The infrastructure and use of data to support students has grown tremendously over the last decade. We now have tools that alert educators when students are at risk of falling off track. We have programs that identify opportunities for students, like scholarships, they may not be aware of otherwise. And that's just the tip of the iceberg for good data use. The Data Quality Campaign (DQC) has seen astonishing gains for students in the 10 years that it's been tracking the use of data in education.
Along with these gains, people have come to see that ensuring the protection of student information at every juncture is an absolute priority -- an essential component of effective data use, period. We are also realizing that we can't regulate all types or uses of education data the same way. We need to build trust that this data, no matter how it is collected, is being used safely to improve student outcomes.
Yet we must be wary of overly prohibitive legislative approaches that shut down the power of data altogether. While the possibilities of misuse of information by bad actors can be scary, we can't respond with an urge to flip off the switch. Suppressive data privacy policies can dismantle the powerful tools for learning that are already helping so many of our students succeed.

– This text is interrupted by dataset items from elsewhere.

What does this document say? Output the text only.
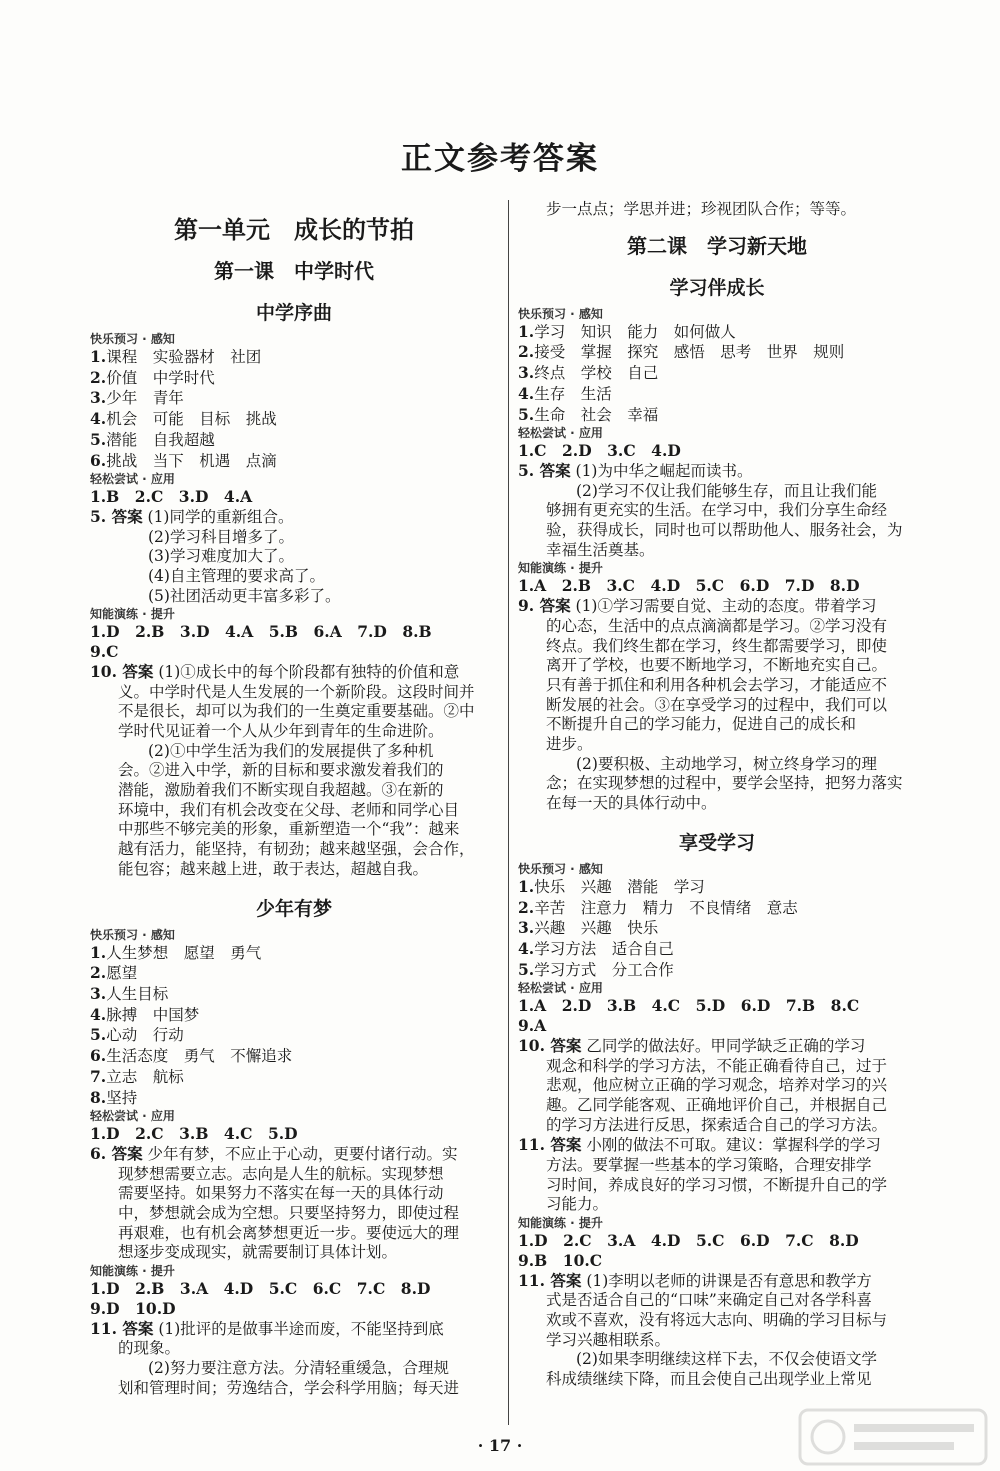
正文参考答案
第一单元　成长的节拍
第一课　中学时代
中学序曲
快乐预习 · 感知
1.课程　实验器材　社团
2.价值　中学时代
3.少年　青年
4.机会　可能　目标　挑战
5.潜能　自我超越
6.挑战　当下　机遇　点滴
轻松尝试 · 应用
1.B　2.C　3.D　4.A
5. 答案 (1)同学的重新组合。
(2)学习科目增多了。
(3)学习难度加大了。
(4)自主管理的要求高了。
(5)社团活动更丰富多彩了。
知能演练 · 提升
1.D　2.B　3.D　4.A　5.B　6.A　7.D　8.B
9.C
10. 答案 (1)①成长中的每个阶段都有独特的价值和意
义。中学时代是人生发展的一个新阶段。这段时间并
不是很长，却可以为我们的一生奠定重要基础。②中
学时代见证着一个人从少年到青年的生命进阶。
(2)①中学生活为我们的发展提供了多种机
会。②进入中学，新的目标和要求激发着我们的
潜能，激励着我们不断实现自我超越。③在新的
环境中，我们有机会改变在父母、老师和同学心目
中那些不够完美的形象，重新塑造一个“我”：越来
越有活力，能坚持，有韧劲；越来越坚强，会合作，
能包容；越来越上进，敢于表达，超越自我。
少年有梦
快乐预习 · 感知
1.人生梦想　愿望　勇气
2.愿望
3.人生目标
4.脉搏　中国梦
5.心动　行动
6.生活态度　勇气　不懈追求
7.立志　航标
8.坚持
轻松尝试 · 应用
1.D　2.C　3.B　4.C　5.D
6. 答案 少年有梦，不应止于心动，更要付诸行动。实
现梦想需要立志。志向是人生的航标。实现梦想
需要坚持。如果努力不落实在每一天的具体行动
中，梦想就会成为空想。只要坚持努力，即使过程
再艰难，也有机会离梦想更近一步。要使远大的理
想逐步变成现实，就需要制订具体计划。
知能演练 · 提升
1.D　2.B　3.A　4.D　5.C　6.C　7.C　8.D
9.D　10.D
11. 答案 (1)批评的是做事半途而废，不能坚持到底
的现象。
(2)努力要注意方法。分清轻重缓急，合理规
划和管理时间；劳逸结合，学会科学用脑；每天进
步一点点；学思并进；珍视团队合作；等等。
第二课　学习新天地
学习伴成长
快乐预习 · 感知
1.学习　知识　能力　如何做人
2.接受　掌握　探究　感悟　思考　世界　规则
3.终点　学校　自己
4.生存　生活
5.生命　社会　幸福
轻松尝试 · 应用
1.C　2.D　3.C　4.D
5. 答案 (1)为中华之崛起而读书。
(2)学习不仅让我们能够生存，而且让我们能
够拥有更充实的生活。在学习中，我们分享生命经
验，获得成长，同时也可以帮助他人、服务社会，为
幸福生活奠基。
知能演练 · 提升
1.A　2.B　3.C　4.D　5.C　6.D　7.D　8.D
9. 答案 (1)①学习需要自觉、主动的态度。带着学习
的心态，生活中的点点滴滴都是学习。②学习没有
终点。我们终生都在学习，终生都需要学习，即使
离开了学校，也要不断地学习，不断地充实自己。
只有善于抓住和利用各种机会去学习，才能适应不
断发展的社会。③在享受学习的过程中，我们可以
不断提升自己的学习能力，促进自己的成长和
进步。
(2)要积极、主动地学习，树立终身学习的理
念；在实现梦想的过程中，要学会坚持，把努力落实
在每一天的具体行动中。
享受学习
快乐预习 · 感知
1.快乐　兴趣　潜能　学习
2.辛苦　注意力　精力　不良情绪　意志
3.兴趣　兴趣　快乐
4.学习方法　适合自己
5.学习方式　分工合作
轻松尝试 · 应用
1.A　2.D　3.B　4.C　5.D　6.D　7.B　8.C
9.A
10. 答案 乙同学的做法好。甲同学缺乏正确的学习
观念和科学的学习方法，不能正确看待自己，过于
悲观，他应树立正确的学习观念，培养对学习的兴
趣。乙同学能客观、正确地评价自己，并根据自己
的学习方法进行反思，探索适合自己的学习方法。
11. 答案 小刚的做法不可取。建议：掌握科学的学习
方法。要掌握一些基本的学习策略，合理安排学
习时间，养成良好的学习习惯，不断提升自己的学
习能力。
知能演练 · 提升
1.D　2.C　3.A　4.D　5.C　6.D　7.C　8.D
9.B　10.C
11. 答案 (1)李明以老师的讲课是否有意思和教学方
式是否适合自己的“口味”来确定自己对各学科喜
欢或不喜欢，没有将远大志向、明确的学习目标与
学习兴趣相联系。
(2)如果李明继续这样下去，不仅会使语文学
科成绩继续下降，而且会使自己出现学业上常见
· 17 ·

Here are just a few ways this data has been put to work to help students achieve their best -- and what we'd lose without it.
Getting Parents the Information They Need and Deserve
Publicly available information about schools puts power in the hands of parents and teachers to advocate for their children and their school. Are the students in your neighborhood school doing as well as those in other schools nearby? Does the school have advanced classes or college and career counselling? How are students faring after graduation? Very few schools have provided information about their students' outcomes in a useful way, but an increasing number of states, including Illinois, Ohio, and the District of Columbia, are working to help people access this information and providing training for parents to understand and use the data. Why would we go back to keeping the public in the dark about how their community schools are serving students?
Ensuring That Students, Especially Our Most Vulnerable Students, Don't Fall Off Track for Success
Chicago Public Schools has used data to determine key indicators that show when a student is off track to graduate. They turned these indicators into an "early warning system," allowing teachers and counselors to intervene earlier to get students back on the path to success, increasing the number of kids on track for graduation from 57 percent to 84 percent in five years.
Investing in What Works for Our Children
Without careful consideration, limits on student data collection can make critical research illegal or practically impossible. We can't afford to go back to the dark ages when education decisions were made by hunch or anecdote. We have more robust education data than ever, and through analysis researchers are able to turn this data into information that can be used to invest our scarce resources of time, energy, and money into what is proven to support children in their learning. This evidence is critical, as no sector is more important to the health and security of our nation than education
Washington State, for example, used data from its statewide longitudinal data system to determine key risk and preventative factors associated with homelessness in the year after aging out of foster care. They used these factors to design programs like the Passport for Foster Youth, which helps identify students in foster care who are eligible for scholarships.
None of these tools and programs would exist if we did not have reliable student data--tracked over time--that identifies the proven strategies and investments that will help us prepare every child to graduate ready for college and career. To make sure the positive developments in student achievement from data use continue, policymakers should keep the beam of good data use lighting the way forward toward better learning outcomes for every child.